Tempest : without a body – Lemi Ponifasio

Corps en résistance

Nous avons à écouter ce que nous disent les corps de la compagnie Mau. C’est à la fois unique et universel. Lemi Ponifasio originaire des Iles Samoa, vit en Nouvelle Zélande. Il crée la compagnie Mau en 1995 en référence au mouvement indépendantiste du même nom. Ses choix chorégraphiques, de mise en scène, sont le témoignage fort de ce que les peuples du Pacifique Sud ont dû traverser. 

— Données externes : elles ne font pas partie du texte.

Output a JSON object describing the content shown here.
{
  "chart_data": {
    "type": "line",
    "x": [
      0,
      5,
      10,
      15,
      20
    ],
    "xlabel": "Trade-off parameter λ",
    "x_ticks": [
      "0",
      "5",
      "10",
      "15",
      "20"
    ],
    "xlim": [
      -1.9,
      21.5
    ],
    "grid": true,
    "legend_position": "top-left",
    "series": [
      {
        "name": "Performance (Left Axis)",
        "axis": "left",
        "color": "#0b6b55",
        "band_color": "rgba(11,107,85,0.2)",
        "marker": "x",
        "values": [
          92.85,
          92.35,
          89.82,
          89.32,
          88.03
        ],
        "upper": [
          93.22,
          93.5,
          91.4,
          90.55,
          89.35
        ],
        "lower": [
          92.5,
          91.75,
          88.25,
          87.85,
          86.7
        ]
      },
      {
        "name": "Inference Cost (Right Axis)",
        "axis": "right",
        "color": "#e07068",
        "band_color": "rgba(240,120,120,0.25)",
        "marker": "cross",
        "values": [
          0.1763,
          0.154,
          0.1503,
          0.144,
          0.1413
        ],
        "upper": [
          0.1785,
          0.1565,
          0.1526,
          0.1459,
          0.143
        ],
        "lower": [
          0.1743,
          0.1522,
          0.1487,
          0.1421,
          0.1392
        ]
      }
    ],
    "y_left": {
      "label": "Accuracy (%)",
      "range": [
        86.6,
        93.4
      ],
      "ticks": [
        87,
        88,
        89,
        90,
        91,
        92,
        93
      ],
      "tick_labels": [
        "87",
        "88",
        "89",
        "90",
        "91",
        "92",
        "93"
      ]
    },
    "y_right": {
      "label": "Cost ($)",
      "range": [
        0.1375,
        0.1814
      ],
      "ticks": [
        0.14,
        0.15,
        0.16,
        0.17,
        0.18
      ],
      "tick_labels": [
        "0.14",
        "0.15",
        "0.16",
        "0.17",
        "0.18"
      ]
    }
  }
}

Derrière la ritualisation des entrées et sorties du choeur des danseurs (les danseurs arrivent et quittent la scène avec de petits pas, ils paraissent ainsi glisser, et créent une forme de magie. Ils rentrent et ils sortent rapidement sans que l’on ait pu les suivre totalement), des personnages emblématiques s’imposent, tels un ange, une sorte de hyène qui rode dans un espace clos puis meurt, un homme nu qui tente de s’extraire d’une cavité et un ange. Cette figure est incarnée par une petite femme, recroquevillée, comme abattue par le poids des catastrophes humaines, aux déplacements lents. Elle apparait puis disparait tout au long de la pièce afin de témoigner d’une difficulté humaine : celle de sortir indemne des rapports de force que les êtres s’imposent en permanence de tout temps. Elle est notre mauvaise conscience. Elle cueille les morts pour les emmener plus loin. Ses premiers cris sont d’ailleurs terrifiants. A chacune de ses apparitions, on appréhende le moment avec effroi, l’ange va-t-il exulter la douleur ?
Tempest : without a body nous parle de ces corps à qui l’on a imposé des façons de faire, des façons de se plier à un ordre, à un univers culturellement différent. Lemi Ponifasio affirme dans sa mise en scène l’indépendance d’esprit et de corps de ces peuples du Pacifique Sud qui ont été maltraités et niés. Il projette en fond de scène les portraits de vieilles femmes maories, ainsi qu’un portait de l’écrivain Amhed Zaoui (qui fut emprisonné). 
La résistance nait de la frontalité de ces photos, de leur verticalité. La puissance qui se dégage de ces portraits est d’autant plus grande lorsque apparait sur scène un des chefs maori Tame Iti, arrêté pour suspicion de terrorisme. D’abord torse nu puis vêtu d’un costume et d’une cravate Tame Iti impose sa voix et celle de son peuple. Homme âgé, au ventre rond il explose par sa physicalité, son discours passe par le corps et par la voix. Le regard vif et direct il s’adresse à nous, il saute avec une fulgurance incroyable. Des sauts légers qui le font retomber sur scène avec force et puissance.
Cette pièce assez noire de par les décors, les lumières toujours très sombres, les personnages qu’elle met en scène, est une bombe qui nous explose sans grands artifices à la figure. Il y a une force et une puissance retenues qui grâce aux corps exultent l’indicible et l’affirmation de soi. 
Le travail de Lemi Ponifasio est fort de cet engagement physique, politique artistique. Passer à côté serait ne jamais se sentir concerné par le monde qui nous entoure.